Un edificio descomunal en sus medidas, pero delicado en sus proporciones y potente en sus formas, en la que la cubierta reivindica su importancia como principal creadora del espacio interior. Una cubierta de composición triangular, que modula la luz y hace creer al usuario una livianidad que no es tal. Este engaño lo consigue gracias a que no necesita pilares interiores para sustentarla, ni distraigan la atención de lo que es más importante: las diferentes vías del y sus estilizadas máquinas sobre ellas.
Desde un punto de vista económico y social, la magnífica construcción, que alberga un hotel de 4 estrellas y 265 habitaciones, cuyos salones y salas comunes dirigen sus vistas al interior de la estación, es un edificio desproporcionado para la ciudad de poco más de 670.000 habitantes. No obstante, la reflexión a la que nos lleva el edificio no es si su tamaño es acorde con la necesidad de la ciudad donde se levanta, puesto que Zaragoza es un importante nudo de comunicaciones, así como un importante centro industrial, económico e histórico. lo que representa la estación de las Delicias es un cambio de mentalidad.
No es la primera vez que Zaragoza edifica un edificio de tamaño desproporcionado, si tenemos en cuenta su población, no su importancia histórica, pero que ha servido de locomotor de la ciudad desde entonces: la catedral-basílica de Zaragoza, que es el templo barroco más grande de España y cuando fue construida en el siglo XVII, la ciudad no contaba con más de 20.000 habitantes.
(Fuente)
La basílica de Nuestra Señora del Pilar fue un símbolo de espiritualidad de su época, pero también de la riqueza de la ciudad en aquel momento.

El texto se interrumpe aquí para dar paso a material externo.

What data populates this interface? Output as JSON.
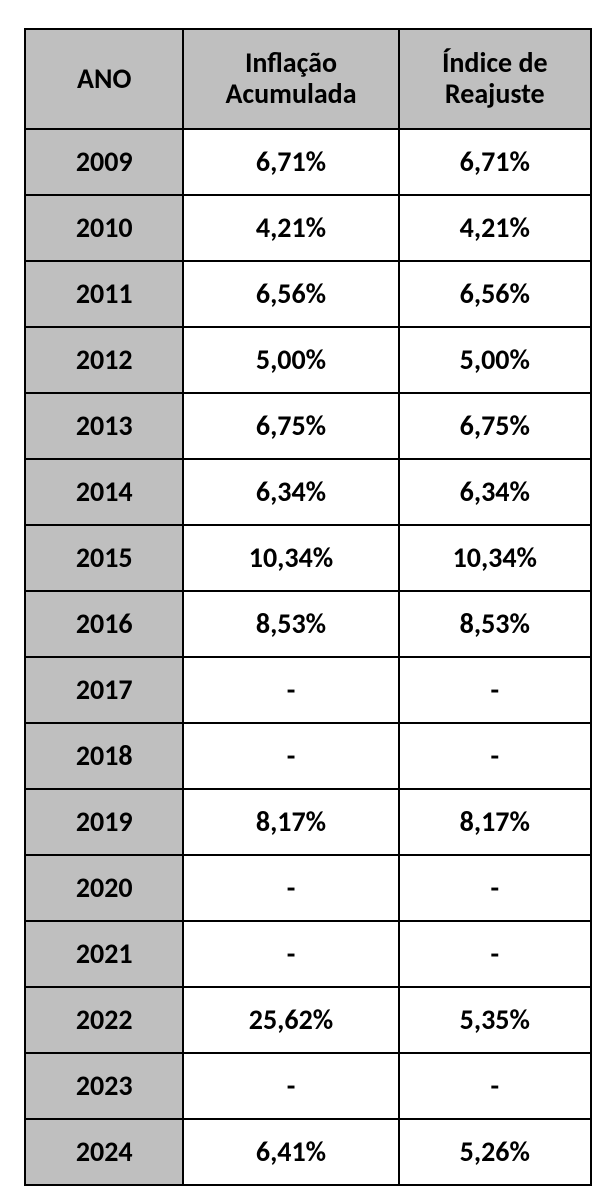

El edificio resultó no ser tan desproporcionado, puesto que atrajo admiración, riquezas y poder a la ciudad y a sus habitantes.
Cuatro siglos después, en un mundo en el que la religiosidad ha sido apartada en pos de nuevos valores, la estación de las Delicias es un alegato a la industrialización y al intento de Zaragoza de mirar hacia adelante. Donde antes la mayor expresión colectiva de una ciudad era el levantar la mayor iglesia para demostrar su pujanza, ahora es conectarse con un mundo cada vez mayor levantando estaciones de tren y aeropuertos.
Mirándolo así, la estación del AVE de Zaragoza no parece tan grande.